El Sótano de las Golondrinas es un abismo natural localizado en el estado mexicano de San Luis Potosí. En particular, es una cueva de origen kárstico, formada por la erosión del agua en una falla impermeable de una planicie de piedra caliza, y que tiene la característica de tener una abertura exterior notoriamente más estrecha que el fondo, dándole una forma general cónica. La profundidad de dicho abismo es de unos 376 metros. La abertura superior se encuentra a nivel del suelo y tiene un diámetro cercano a los 60 metros, mientras que el fondo tiene una apertura máxima de unos 300 metros por 60 en su parte más angosta.

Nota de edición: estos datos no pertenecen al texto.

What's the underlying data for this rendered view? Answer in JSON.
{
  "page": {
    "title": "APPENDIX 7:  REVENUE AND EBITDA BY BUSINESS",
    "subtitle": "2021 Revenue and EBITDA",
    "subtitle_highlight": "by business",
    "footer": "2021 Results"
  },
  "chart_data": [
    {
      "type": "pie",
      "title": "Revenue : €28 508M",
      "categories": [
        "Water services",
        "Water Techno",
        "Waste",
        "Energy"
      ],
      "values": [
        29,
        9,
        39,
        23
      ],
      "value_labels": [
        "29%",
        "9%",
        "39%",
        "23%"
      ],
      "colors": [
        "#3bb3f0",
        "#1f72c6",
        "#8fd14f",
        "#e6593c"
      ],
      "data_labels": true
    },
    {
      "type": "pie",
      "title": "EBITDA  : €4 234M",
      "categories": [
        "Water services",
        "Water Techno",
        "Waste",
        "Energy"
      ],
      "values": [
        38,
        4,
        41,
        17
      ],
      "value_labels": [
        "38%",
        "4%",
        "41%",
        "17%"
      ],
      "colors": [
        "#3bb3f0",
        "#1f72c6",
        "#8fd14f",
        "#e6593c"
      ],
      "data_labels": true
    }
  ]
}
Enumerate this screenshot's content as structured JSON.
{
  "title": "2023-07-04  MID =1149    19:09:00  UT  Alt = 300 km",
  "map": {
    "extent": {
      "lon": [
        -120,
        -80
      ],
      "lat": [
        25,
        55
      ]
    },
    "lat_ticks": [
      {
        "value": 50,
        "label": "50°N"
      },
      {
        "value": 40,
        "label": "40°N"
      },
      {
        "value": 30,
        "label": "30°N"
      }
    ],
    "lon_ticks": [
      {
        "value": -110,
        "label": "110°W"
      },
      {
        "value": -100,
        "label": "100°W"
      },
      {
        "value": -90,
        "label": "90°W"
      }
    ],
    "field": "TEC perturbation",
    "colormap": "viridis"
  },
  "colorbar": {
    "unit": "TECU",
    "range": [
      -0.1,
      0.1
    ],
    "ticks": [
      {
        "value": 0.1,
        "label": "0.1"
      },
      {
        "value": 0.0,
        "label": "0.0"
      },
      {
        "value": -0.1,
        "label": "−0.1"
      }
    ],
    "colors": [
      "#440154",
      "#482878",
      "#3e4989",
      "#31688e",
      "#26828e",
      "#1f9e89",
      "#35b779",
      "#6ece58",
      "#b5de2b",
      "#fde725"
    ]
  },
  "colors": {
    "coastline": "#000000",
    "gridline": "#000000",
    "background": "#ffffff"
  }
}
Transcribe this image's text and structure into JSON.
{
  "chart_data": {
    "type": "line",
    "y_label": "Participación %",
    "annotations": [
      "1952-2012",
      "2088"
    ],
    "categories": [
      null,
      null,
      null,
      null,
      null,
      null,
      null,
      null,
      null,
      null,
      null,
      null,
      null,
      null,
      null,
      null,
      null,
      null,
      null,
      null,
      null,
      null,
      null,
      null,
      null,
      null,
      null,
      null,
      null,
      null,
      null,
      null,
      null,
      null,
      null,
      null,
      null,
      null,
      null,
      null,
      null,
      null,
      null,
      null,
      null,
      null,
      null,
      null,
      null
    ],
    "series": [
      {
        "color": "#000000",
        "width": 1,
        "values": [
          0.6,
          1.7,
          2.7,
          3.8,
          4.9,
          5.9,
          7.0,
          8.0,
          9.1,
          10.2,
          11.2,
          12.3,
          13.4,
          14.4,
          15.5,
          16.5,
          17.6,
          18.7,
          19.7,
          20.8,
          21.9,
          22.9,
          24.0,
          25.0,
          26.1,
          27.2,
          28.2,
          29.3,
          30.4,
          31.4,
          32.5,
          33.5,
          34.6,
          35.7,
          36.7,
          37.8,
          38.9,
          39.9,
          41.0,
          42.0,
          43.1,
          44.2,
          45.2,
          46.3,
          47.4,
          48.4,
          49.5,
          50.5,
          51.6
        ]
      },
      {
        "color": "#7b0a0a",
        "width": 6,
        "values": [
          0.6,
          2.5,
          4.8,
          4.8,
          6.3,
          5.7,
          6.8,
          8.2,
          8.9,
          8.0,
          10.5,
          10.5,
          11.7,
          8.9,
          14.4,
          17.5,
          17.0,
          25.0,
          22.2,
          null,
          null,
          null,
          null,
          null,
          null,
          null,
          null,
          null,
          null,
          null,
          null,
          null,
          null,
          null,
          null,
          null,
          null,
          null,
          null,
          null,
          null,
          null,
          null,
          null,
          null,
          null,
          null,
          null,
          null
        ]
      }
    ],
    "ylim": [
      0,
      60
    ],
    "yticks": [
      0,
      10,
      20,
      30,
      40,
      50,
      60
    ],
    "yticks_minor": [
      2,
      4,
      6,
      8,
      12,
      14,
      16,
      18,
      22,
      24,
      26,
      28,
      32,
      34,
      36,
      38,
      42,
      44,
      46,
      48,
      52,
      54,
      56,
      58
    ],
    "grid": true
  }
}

Este sitio también tiene la peculiaridad de ser un refugio natural de aves, y que contrariamente a lo que su nombre implica, no son golondrinas. Esta aparente contradicción se debe a que las especies que pueden ser encontradas en el Sótano de las Golondrinas, son en realidad vencejos (Apus apus), que suelen ser confundidos con las verdaderas golondrinas. En la cueva es también posible encontrar una especie de loros (Aratinga holochlora), localmente llamadas Cotorras de cueva.
A 20 kilómetros al sur del centro del Distrito Federal se encuentra Xochimilco, el lugar en el que se encuentra la Islas de las Muñecas y donde vivió hasta el 2001 Julián Santana Barrera, el señor de las muñecas. Hoy la chinampa de Don Julián ha sido convertida en lugar eco-turístico… Un lugar plagado de muñecas atadas con alambres a los árboles, colgadas en cualquier rincón. Podría decirse que el espíritu de las muñecas penetran cada rincón de la isla. Quizá un lugar terrorífico, pues cuentan los lugareños que Don Julián no ha muerto, sino que se lo han llevado las sirenas.